The question looked fairly awful – STEP questions usually do. It was a request to sketch the function:

$g(x) = \int_{-1}^{1} \frac{1}{\sqrt{1-2xt + x^2}} dt$, for all real $x$.

Have a go, if you’d like! I’ll spoiler it below the line.

### The first insight

The first thing that makes the question less awful than it looks is the realisation that, as far as the integral is concerned, $x$ is a constant. (I suppose it’s a parameter. But it doesn’t change within the integral.)

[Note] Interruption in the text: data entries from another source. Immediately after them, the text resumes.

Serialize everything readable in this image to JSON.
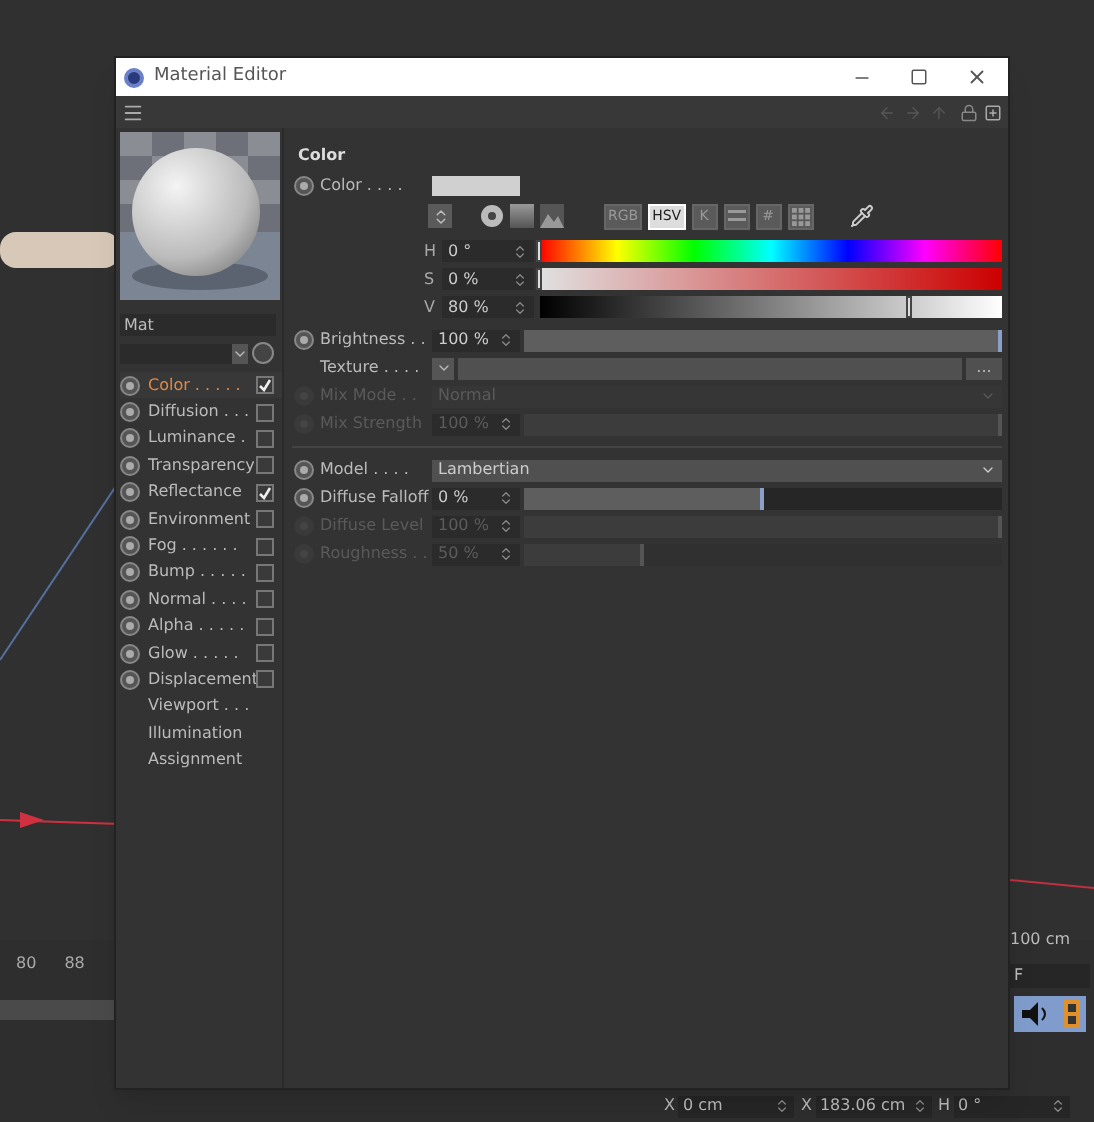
{
  "background": {
    "timeline_ticks": [
      "80",
      "88"
    ],
    "distance_label": "100 cm",
    "frame_field": "F",
    "coordinates": [
      {
        "axis": "X",
        "value": "0 cm"
      },
      {
        "axis": "X",
        "value": "183.06 cm"
      },
      {
        "axis": "H",
        "value": "0 °"
      }
    ]
  },
  "window": {
    "title": "Material Editor"
  },
  "material": {
    "name": "Mat"
  },
  "channels": [
    {
      "label": "Color . . . . .",
      "kind": "channel",
      "selected": true,
      "checked": true
    },
    {
      "label": "Diffusion . . .",
      "kind": "channel",
      "selected": false,
      "checked": false
    },
    {
      "label": "Luminance .",
      "kind": "channel",
      "selected": false,
      "checked": false
    },
    {
      "label": "Transparency",
      "kind": "channel",
      "selected": false,
      "checked": false
    },
    {
      "label": "Reflectance",
      "kind": "channel",
      "selected": false,
      "checked": true
    },
    {
      "label": "Environment",
      "kind": "channel",
      "selected": false,
      "checked": false
    },
    {
      "label": "Fog . . . . . .",
      "kind": "channel",
      "selected": false,
      "checked": false
    },
    {
      "label": "Bump . . . . .",
      "kind": "channel",
      "selected": false,
      "checked": false
    },
    {
      "label": "Normal . . . .",
      "kind": "channel",
      "selected": false,
      "checked": false
    },
    {
      "label": "Alpha . . . . .",
      "kind": "channel",
      "selected": false,
      "checked": false
    },
    {
      "label": "Glow . . . . .",
      "kind": "channel",
      "selected": false,
      "checked": false
    },
    {
      "label": "Displacement",
      "kind": "channel",
      "selected": false,
      "checked": false
    },
    {
      "label": "Viewport . . .",
      "kind": "plain",
      "selected": false
    },
    {
      "label": "Illumination",
      "kind": "plain",
      "selected": false
    },
    {
      "label": "Assignment",
      "kind": "plain",
      "selected": false
    }
  ],
  "section_title": "Color",
  "color": {
    "label": "Color . . . .",
    "modes": [
      {
        "kind": "text",
        "label": "RGB",
        "selected": false
      },
      {
        "kind": "text",
        "label": "HSV",
        "selected": true
      },
      {
        "kind": "text",
        "label": "K",
        "selected": false
      },
      {
        "kind": "sliders",
        "selected": false
      },
      {
        "kind": "text",
        "label": "#",
        "selected": false
      },
      {
        "kind": "grid",
        "selected": false
      }
    ],
    "hsv": [
      {
        "label": "H",
        "value": "0 °",
        "kind": "hue",
        "level": 0
      },
      {
        "label": "S",
        "value": "0 %",
        "kind": "saturation",
        "level": 0
      },
      {
        "label": "V",
        "value": "80 %",
        "kind": "value",
        "level": 0.8
      }
    ]
  },
  "params": [
    {
      "kind": "slider",
      "label": "Brightness . .",
      "value": "100 %",
      "level": 1,
      "disabled": false
    },
    {
      "kind": "texture",
      "label": "Texture . . . .",
      "button": "...",
      "disabled": false
    },
    {
      "kind": "dropdown",
      "label": "Mix Mode . .",
      "value": "Normal",
      "disabled": true
    },
    {
      "kind": "slider",
      "label": "Mix Strength",
      "value": "100 %",
      "level": 1,
      "disabled": true
    },
    {
      "kind": "divider"
    },
    {
      "kind": "dropdown",
      "label": "Model . . . .",
      "value": "Lambertian",
      "disabled": false
    },
    {
      "kind": "slider",
      "label": "Diffuse Falloff",
      "value": "0 %",
      "level": 0.5,
      "disabled": false
    },
    {
      "kind": "slider",
      "label": "Diffuse Level",
      "value": "100 %",
      "level": 1,
      "disabled": true
    },
    {
      "kind": "slider",
      "label": "Roughness . .",
      "value": "50 %",
      "level": 0.25,
      "disabled": true
    }
  ]
}
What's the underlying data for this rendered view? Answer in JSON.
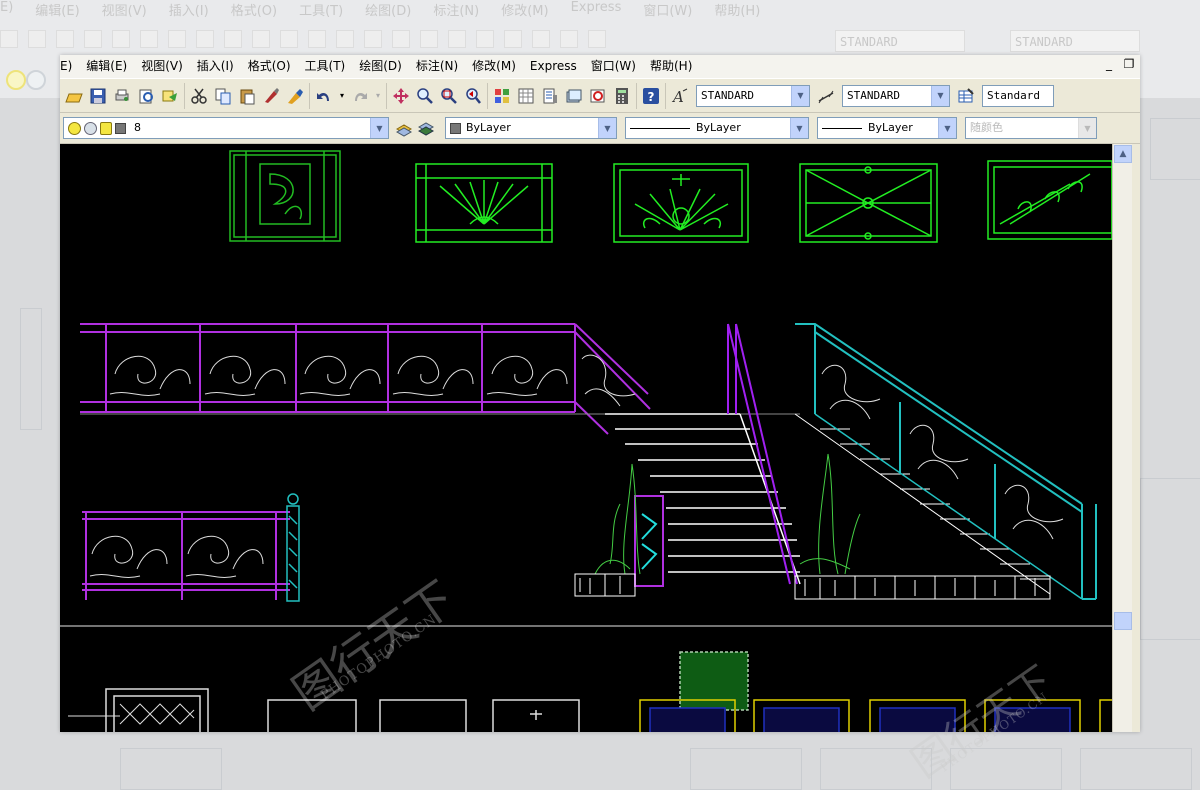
{
  "menu": [
    "E)",
    "编辑(E)",
    "视图(V)",
    "插入(I)",
    "格式(O)",
    "工具(T)",
    "绘图(D)",
    "标注(N)",
    "修改(M)",
    "Express",
    "窗口(W)",
    "帮助(H)"
  ],
  "bg_menu": [
    "E)",
    "编辑(E)",
    "视图(V)",
    "插入(I)",
    "格式(O)",
    "工具(T)",
    "绘图(D)",
    "标注(N)",
    "修改(M)",
    "Express",
    "窗口(W)",
    "帮助(H)"
  ],
  "styles": {
    "text_style": "STANDARD",
    "dim_style": "STANDARD",
    "table_style": "Standard"
  },
  "layer": {
    "current": "8",
    "color_control": "ByLayer",
    "linetype_control": "ByLayer",
    "lineweight_control": "ByLayer",
    "plot_style": "随颜色"
  },
  "window_controls": {
    "minimize": "_",
    "restore": "❐"
  },
  "watermark": {
    "text": "图行天下",
    "url": "PHOTOPHOTO.CN"
  },
  "colors": {
    "canvas": "#000000",
    "green_panels": "#00e600",
    "magenta_rail": "#a020f0",
    "cyan_rail": "#20c0c0",
    "stairs": "#ffffff",
    "plants": "#44cc44",
    "window_frames": "#e0d000"
  }
}
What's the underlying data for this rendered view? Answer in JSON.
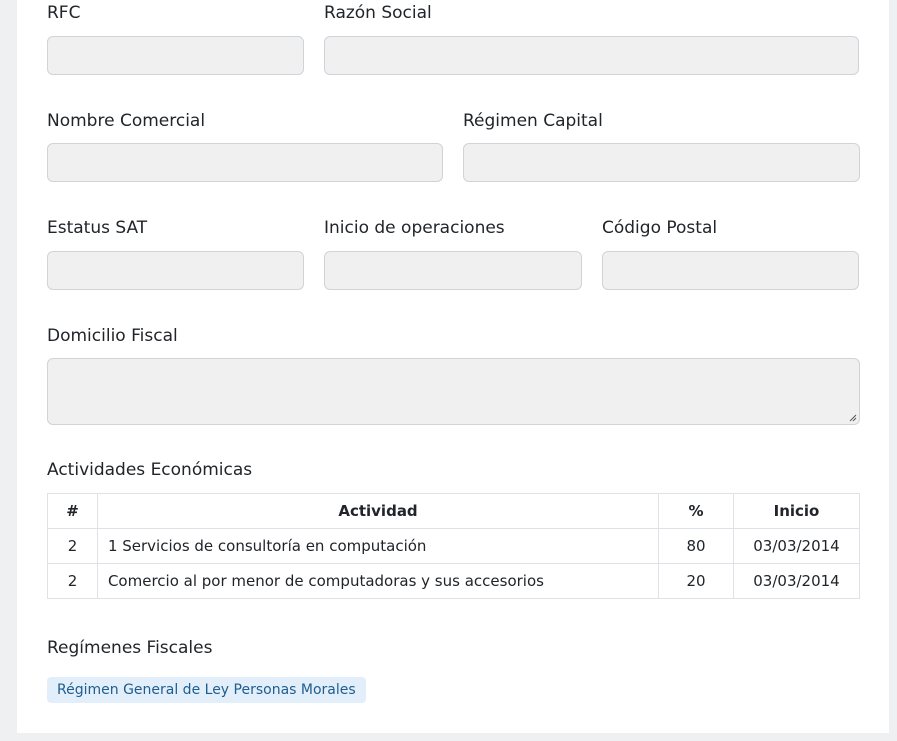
{
  "form": {
    "rfc": {
      "label": "RFC",
      "value": ""
    },
    "razon_social": {
      "label": "Razón Social",
      "value": ""
    },
    "nombre_comercial": {
      "label": "Nombre Comercial",
      "value": ""
    },
    "regimen_capital": {
      "label": "Régimen Capital",
      "value": ""
    },
    "estatus_sat": {
      "label": "Estatus SAT",
      "value": ""
    },
    "inicio_operaciones": {
      "label": "Inicio de operaciones",
      "value": ""
    },
    "codigo_postal": {
      "label": "Código Postal",
      "value": ""
    },
    "domicilio_fiscal": {
      "label": "Domicilio Fiscal",
      "value": ""
    }
  },
  "actividades": {
    "title": "Actividades Económicas",
    "headers": [
      "#",
      "Actividad",
      "%",
      "Inicio"
    ],
    "rows": [
      {
        "num": "2",
        "actividad": "1 Servicios de consultoría en computación",
        "pct": "80",
        "inicio": "03/03/2014"
      },
      {
        "num": "2",
        "actividad": "Comercio al por menor de computadoras y sus accesorios",
        "pct": "20",
        "inicio": "03/03/2014"
      }
    ]
  },
  "regimenes": {
    "title": "Regímenes Fiscales",
    "items": [
      "Régimen General de Ley Personas Morales"
    ]
  },
  "colors": {
    "field_bg": "#f0f0f0",
    "field_border": "#ced4da",
    "badge_bg": "#e2effa",
    "badge_text": "#1f5d8f"
  }
}
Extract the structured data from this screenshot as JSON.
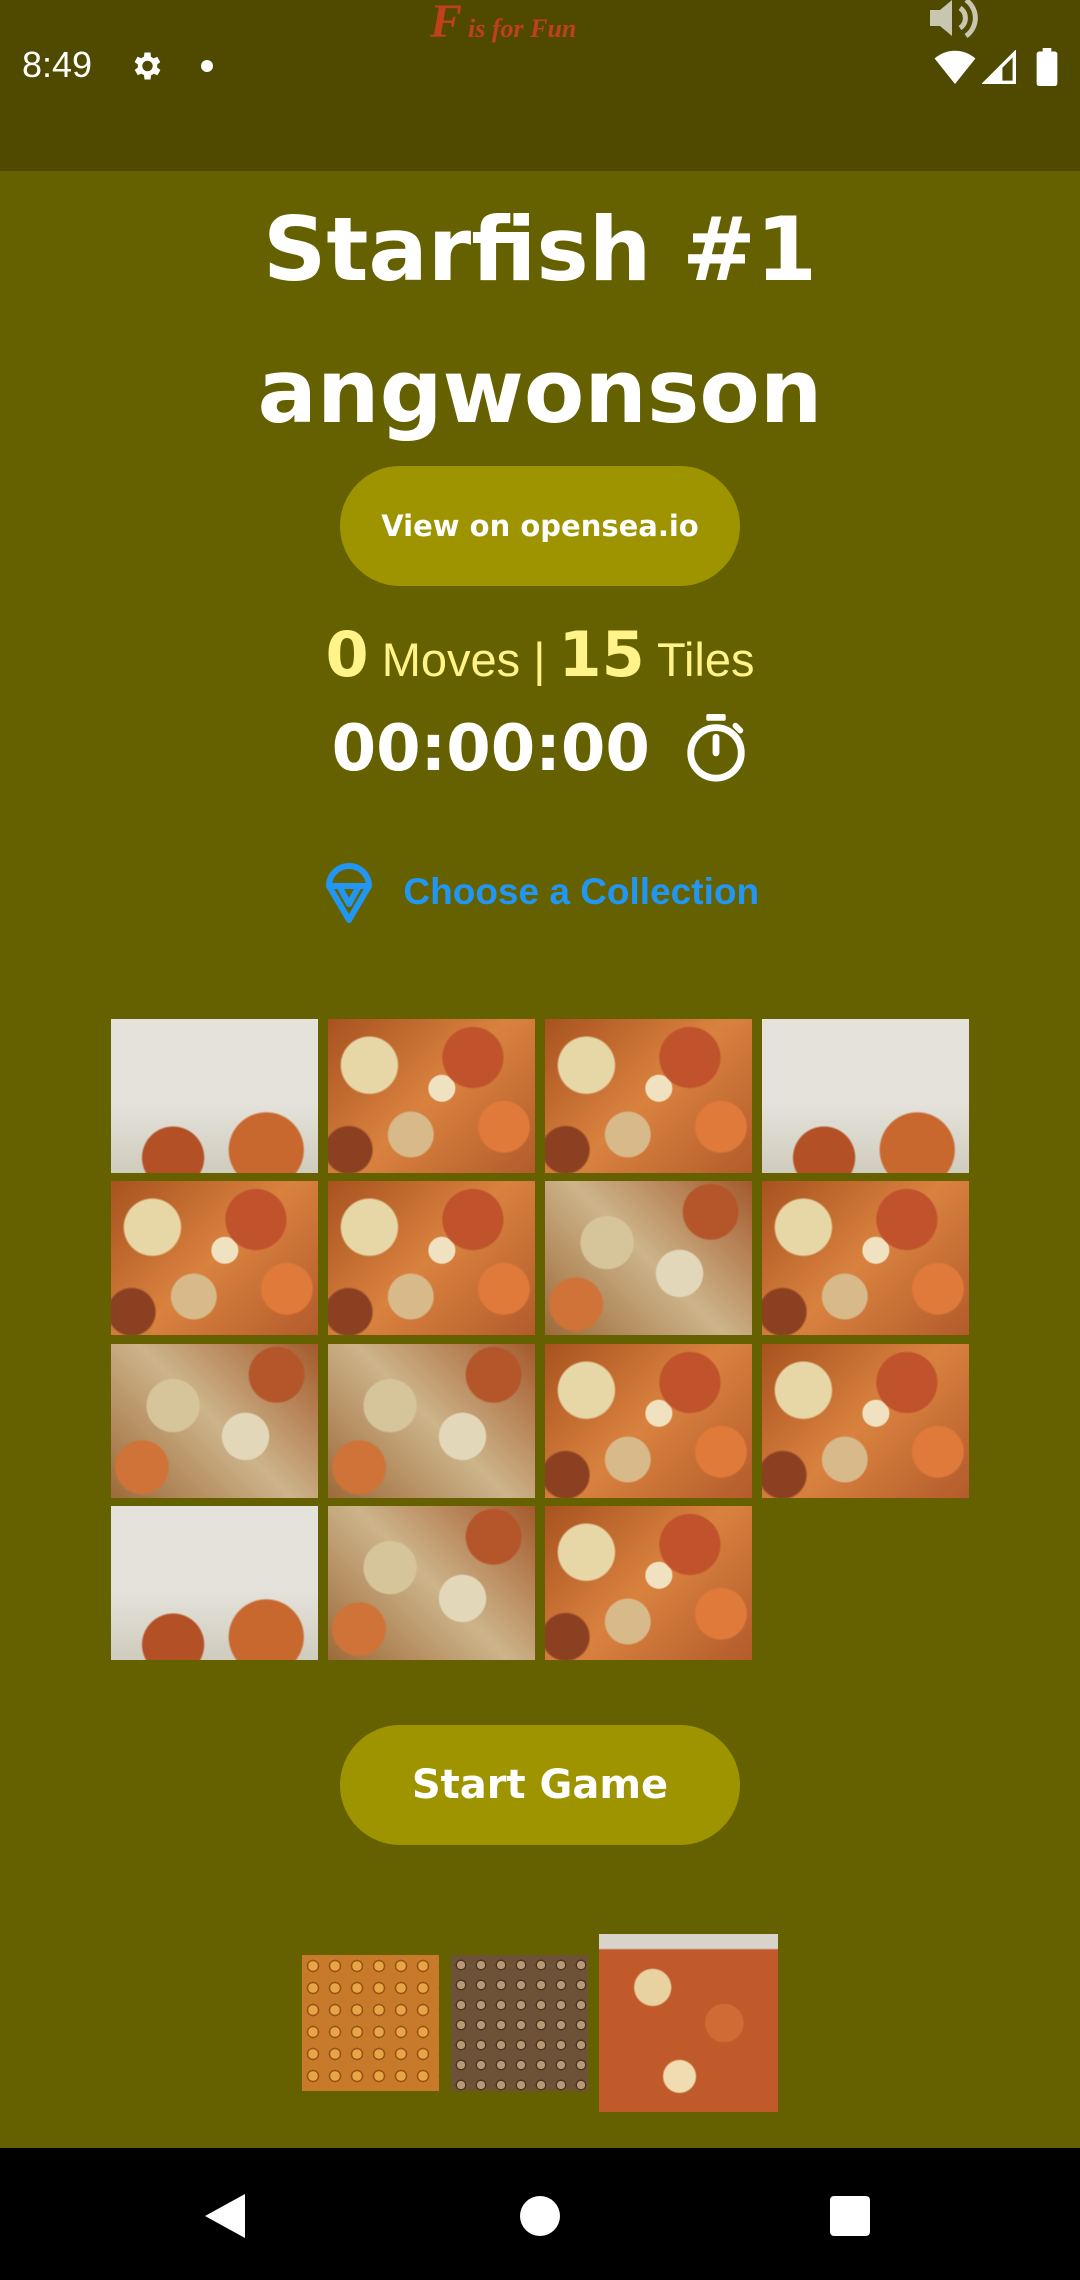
{
  "status_bar": {
    "time": "8:49",
    "brand_big": "F",
    "brand_small": "is for Fun",
    "icons": [
      "gear-icon",
      "notification-dot",
      "speaker-icon",
      "wifi-icon",
      "signal-icon",
      "battery-icon"
    ]
  },
  "header": {
    "title": "Starfish #1",
    "subtitle": "angwonson",
    "opensea_button": "View on opensea.io"
  },
  "stats": {
    "moves_value": "0",
    "moves_label": "Moves |",
    "tiles_value": "15",
    "tiles_label": "Tiles",
    "timer": "00:00:00"
  },
  "collection": {
    "label": "Choose a Collection",
    "icon": "ice-cream-icon"
  },
  "puzzle": {
    "grid": "4x4",
    "tiles_count": 15,
    "empty_slot": "row 4, column 4"
  },
  "actions": {
    "start_button": "Start Game"
  },
  "thumbnails": [
    {
      "name": "collection-thumb-1"
    },
    {
      "name": "collection-thumb-2"
    },
    {
      "name": "collection-thumb-3-selected"
    }
  ],
  "colors": {
    "background": "#666100",
    "status_bar": "#4f4a00",
    "button": "#9d9400",
    "stats_text": "#fff389",
    "link": "#2196f3"
  }
}
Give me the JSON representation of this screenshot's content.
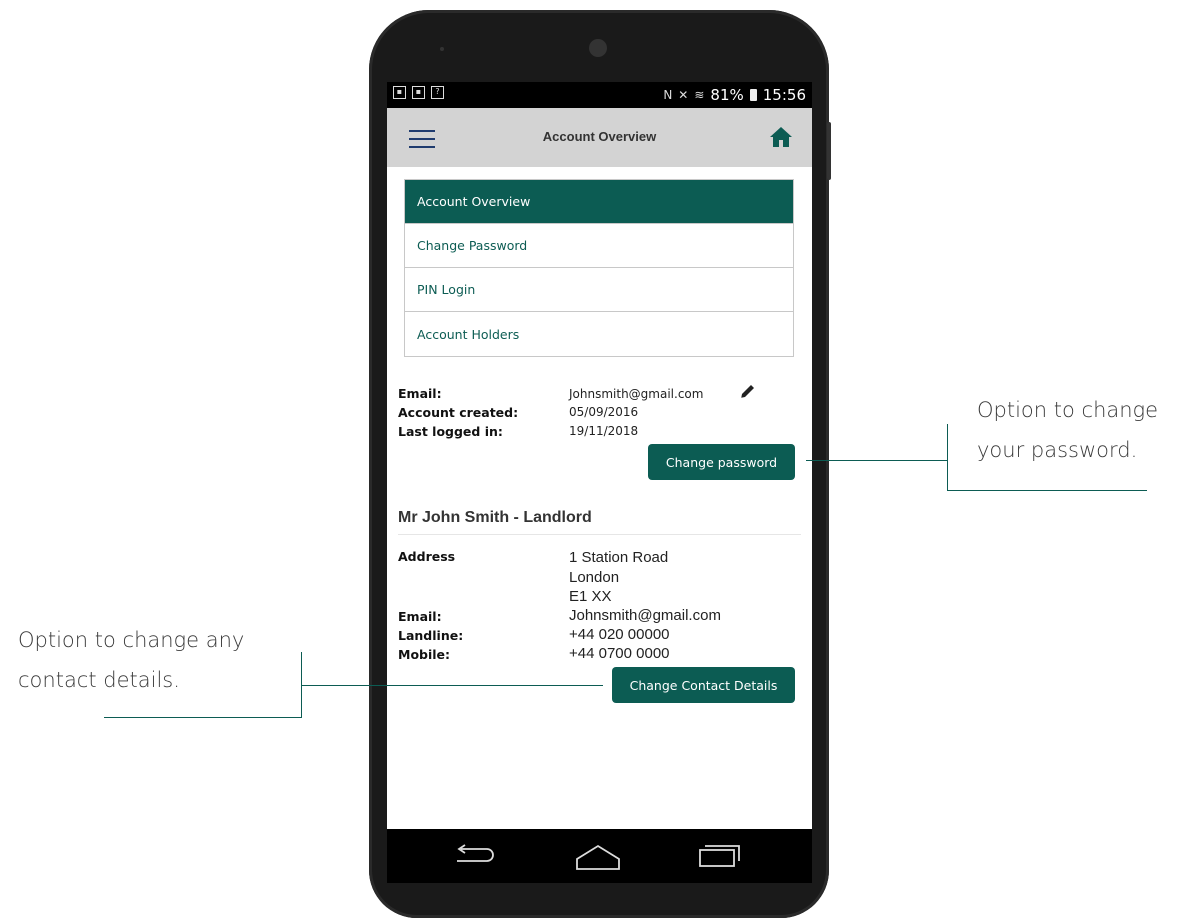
{
  "statusbar": {
    "battery": "81%",
    "time": "15:56"
  },
  "appbar": {
    "title": "Account Overview"
  },
  "menu": {
    "items": [
      {
        "label": "Account Overview",
        "active": true
      },
      {
        "label": "Change Password",
        "active": false
      },
      {
        "label": "PIN Login",
        "active": false
      },
      {
        "label": "Account Holders",
        "active": false
      }
    ]
  },
  "account": {
    "email_label": "Email:",
    "email_value": "Johnsmith@gmail.com",
    "created_label": "Account created:",
    "created_value": "05/09/2016",
    "last_login_label": "Last logged in:",
    "last_login_value": "19/11/2018",
    "change_password_label": "Change password"
  },
  "contact": {
    "title": "Mr John Smith - Landlord",
    "address_label": "Address",
    "address_lines": [
      "1 Station Road",
      "London",
      "E1 XX"
    ],
    "email_label": "Email:",
    "email_value": "Johnsmith@gmail.com",
    "landline_label": "Landline:",
    "landline_value": "+44 020 00000",
    "mobile_label": "Mobile:",
    "mobile_value": "+44 0700 0000",
    "change_contact_label": "Change Contact Details"
  },
  "annotations": {
    "password_line1": "Option to change",
    "password_line2": "your password.",
    "contact_line1": "Option to change any",
    "contact_line2": "contact details."
  },
  "colors": {
    "accent": "#0c5c53",
    "appbar": "#d3d3d3"
  },
  "icons": [
    "hamburger-icon",
    "home-icon",
    "pencil-icon",
    "back-icon",
    "home-nav-icon",
    "recents-icon"
  ]
}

That means we’re actually trying to integrate $\int_{-1}^{1} \frac{1}{\sqrt{a+bt}} dt$, where $a$ and $b$ are functions of $x$ we don’t much care about – specifically, $a(x) = 1+x^2$ and $b(x)=-2x$.

Writing the integral as $\int_{-1}^{1} (a+bt)^{-1/2} dt$ makes is simple enough to integrate as $\left[ \frac{2}{b} (a+bt)^{1/2} \right]_{-1}^1$, or $\frac{2}{b}\left( \sqrt{a+b} - \sqrt{a-b}\right)$.

Substituting in the values of $a$ and $b$ gives us $-\frac{1}{x} \left(\sqrt{1-2x + x^2} - \sqrt{1+2x+x^2}\right)$

And this is where I fell into…

### The heffalump trap

Aha!, I thought, cleverly: those are both perfect squares! That means, $g(x) = -\frac{1}{x}\left((1-x)-(1+x)\right)$ , which is 2. Job done! Simple sketch, straight line.

Do you see my error? Don’t worry if not, but award yourself a smug pat on the back if so.

$\sqrt{z^2}$ is not $z$. It’s $| z |$. You could happily put 3 into $\sqrt{1-2x+x^2}$ and get 2 out – but $(1-x)$ is -2.

The correct statement of $g(x)$ is $-\frac{1}{x}\left( | 1-x | - | 1+x|\right)$. That’s a much nastier one to sketch.

When $1-x$ and $1+x$ are both positive – that is, for $-1<x<1$, then we do get $g(x)=2$. But only over that domain.

When $x < -1$, $g(x) = -\frac{1}{x}\left( (1-x)+(1+x)\right)$, which simplifies to $g(x) = -\frac{2}{x}$.

Similarly, when $x > 1$, $g(x)$ works out to be $\frac{2}{x}$.

So instead of a straight line, we have a pedestal: outside of the straight line segment from $(-1,2)$ to $(1,2)$, we have two reciprocal curves that drop ever so pleasantly towards the axes.

I thought that was an interesting mistake! Would it have tripped you up?